I met Trapper Dave and Bobcat Bill at Foote Dam on the Au Sable River. Mallards and Common Goldeneyes swam below the dam. Cold air, -10 degrees F, and a five mile an hour breeze stung my cheeks. We headed toward the former Wurtsmith Air Force Base and possible Snowy Owls. We scanned the snow covered runways for owls. We saw no owls. Our only birds were a flock of Rock Pigeons on one of the hanger roofs. We decided to continue our owl quest at Tuttle Marsh.
Tuttle Marsh National Wildlife Area covers 5000 acres and is managed by the Huron National Forest. A loop road leads around the impoundment and my imagination turns every snow covered stub or small snow mound into an owl. We stop frequently and at one stop we find an otter slide. The otters crossed the road, slid down the bank and then pranced across a frozen pond. They are the only Michigan mammal to play solely to have fun.
We continue to the mouth of the Au Sable River and walk out the catwalk into Lake Huron. Shards of ice, several feet across, line the shore. Ice chunks float down the river and several Goldeneyes swim among them. On the lake side of the walk several round ice disks spin with the wave action. The turning disks contact other disks or rocks and wear down any sharp edges. I can see the disks growing in size as small pieces of floating ice adhere to the outside of the disk. Red-breasted Mergansers float in the waves out in the big lake. A stiff wind blows and we don’t dare stand in the open too long at these temperatures. We flee back to the warmth of the truck.

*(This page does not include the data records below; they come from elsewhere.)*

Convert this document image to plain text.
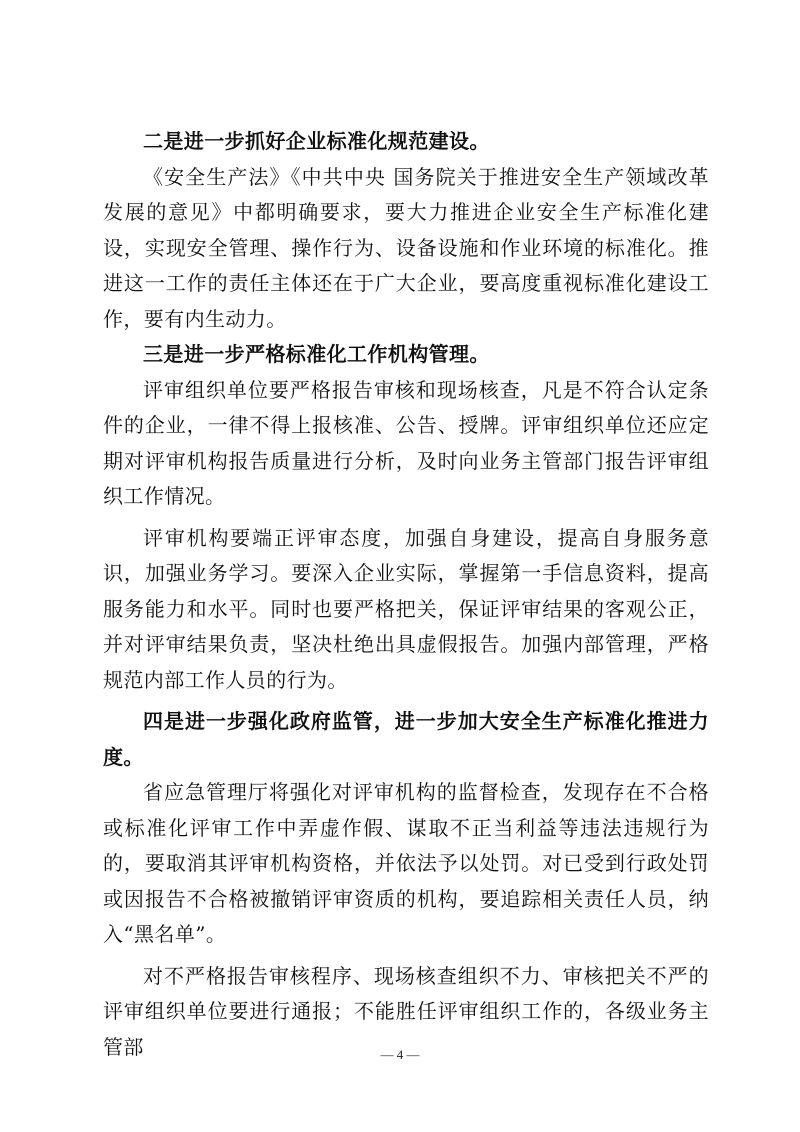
二是进一步抓好企业标准化规范建设。

《安全生产法》《中共中央 国务院关于推进安全生产领域改革发展的意见》中都明确要求，要大力推进企业安全生产标准化建设，实现安全管理、操作行为、设备设施和作业环境的标准化。推进这一工作的责任主体还在于广大企业，要高度重视标准化建设工作，要有内生动力。

三是进一步严格标准化工作机构管理。

评审组织单位要严格报告审核和现场核查，凡是不符合认定条件的企业，一律不得上报核准、公告、授牌。评审组织单位还应定期对评审机构报告质量进行分析，及时向业务主管部门报告评审组织工作情况。

评审机构要端正评审态度，加强自身建设，提高自身服务意识，加强业务学习。要深入企业实际，掌握第一手信息资料，提高服务能力和水平。同时也要严格把关，保证评审结果的客观公正，并对评审结果负责，坚决杜绝出具虚假报告。加强内部管理，严格规范内部工作人员的行为。

四是进一步强化政府监管，进一步加大安全生产标准化推进力度。

省应急管理厅将强化对评审机构的监督检查，发现存在不合格或标准化评审工作中弄虚作假、谋取不正当利益等违法违规行为的，要取消其评审机构资格，并依法予以处罚。对已受到行政处罚或因报告不合格被撤销评审资质的机构，要追踪相关责任人员，纳入“黑名单”。

对不严格报告审核程序、现场核查组织不力、审核把关不严的评审组织单位要进行通报；不能胜任评审组织工作的，各级业务主管部	— 4 —
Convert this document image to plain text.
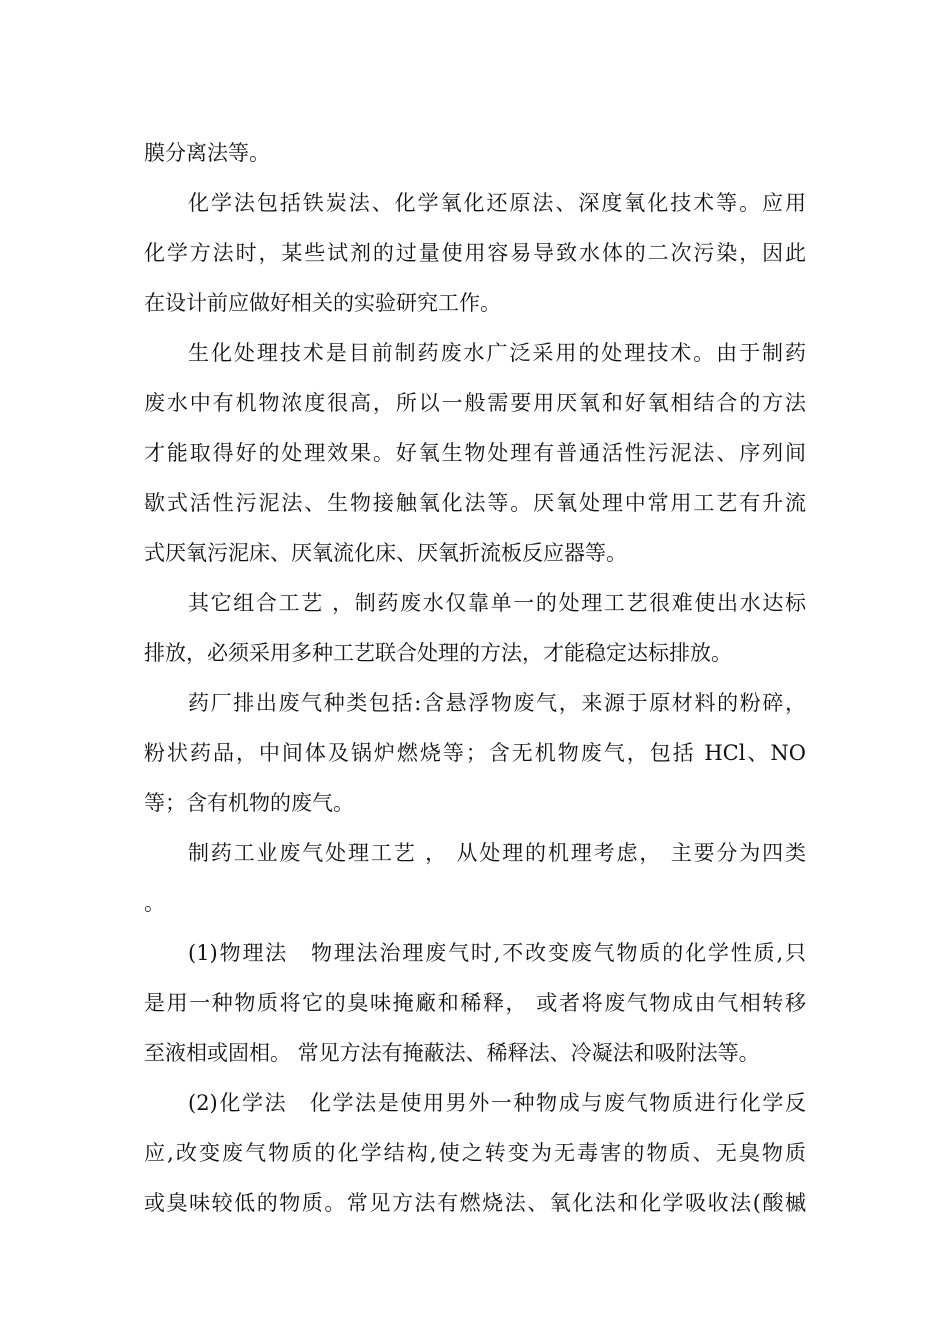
膜分离法等。
化学法包括铁炭法、化学氧化还原法、深度氧化技术等。应用
化学方法时，某些试剂的过量使用容易导致水体的二次污染，因此
在设计前应做好相关的实验研究工作。
生化处理技术是目前制药废水广泛采用的处理技术。由于制药
废水中有机物浓度很高，所以一般需要用厌氧和好氧相结合的方法
才能取得好的处理效果。好氧生物处理有普通活性污泥法、序列间
歇式活性污泥法、生物接触氧化法等。厌氧处理中常用工艺有升流
式厌氧污泥床、厌氧流化床、厌氧折流板反应器等。
其它组合工艺 ，制药废水仅靠单一的处理工艺很难使出水达标
排放，必须采用多种工艺联合处理的方法，才能稳定达标排放。
药厂排出废气种类包括:含悬浮物废气，来源于原材料的粉碎，
粉状药品，中间体及锅炉燃烧等；含无机物废气，包括 HCl、NO
等；含有机物的废气。
制药工业废气处理工艺 ， 从处理的机理考虑， 主要分为四类
。
(1)物理法　物理法治理废气时,不改变废气物质的化学性质,只
是用一种物质将它的臭味掩廠和稀释， 或者将废气物成由气相转移
至液相或固相。 常见方法有掩蔽法、稀释法、冷凝法和吸附法等。
(2)化学法　化学法是使用男外一种物成与废气物质进行化学反
应,改变废气物质的化学结构,使之转变为无毒害的物质、无臭物质
或臭味较低的物质。常见方法有燃烧法、氧化法和化学吸收法(酸槭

At Loud Dam we see a hundred Trumpeter Swans below the dam. I hear them call as I get out of the truck. Trumpeter Swan recovery is one of the greatest conservation stories. In 1933 only 66 Trumpeter Swans existed in the 48 states, fewer than I have in my current view. They are a common sight now in the Grayling area and we find one or two nests every year without searching. Buffleheads, Goldeneyes, Mallards, Common Mergansers are mixed in with the swans. David Sibley has some helpful tips for separating Trumpeter Swans from Tundra Swans.
Ice crystals form unique patterns at these temperatures. We find pretty crystal shapes along small streams and at the edge of the river.
We spent the day wandering through Nature even though the temperature never reached zero. We dressed for it and knew when to seek shelter from the wind. Despite the lack of a Snowy Owl it was a fun day. There are things to see outdoors in Michigan no matter the season. Get out and look.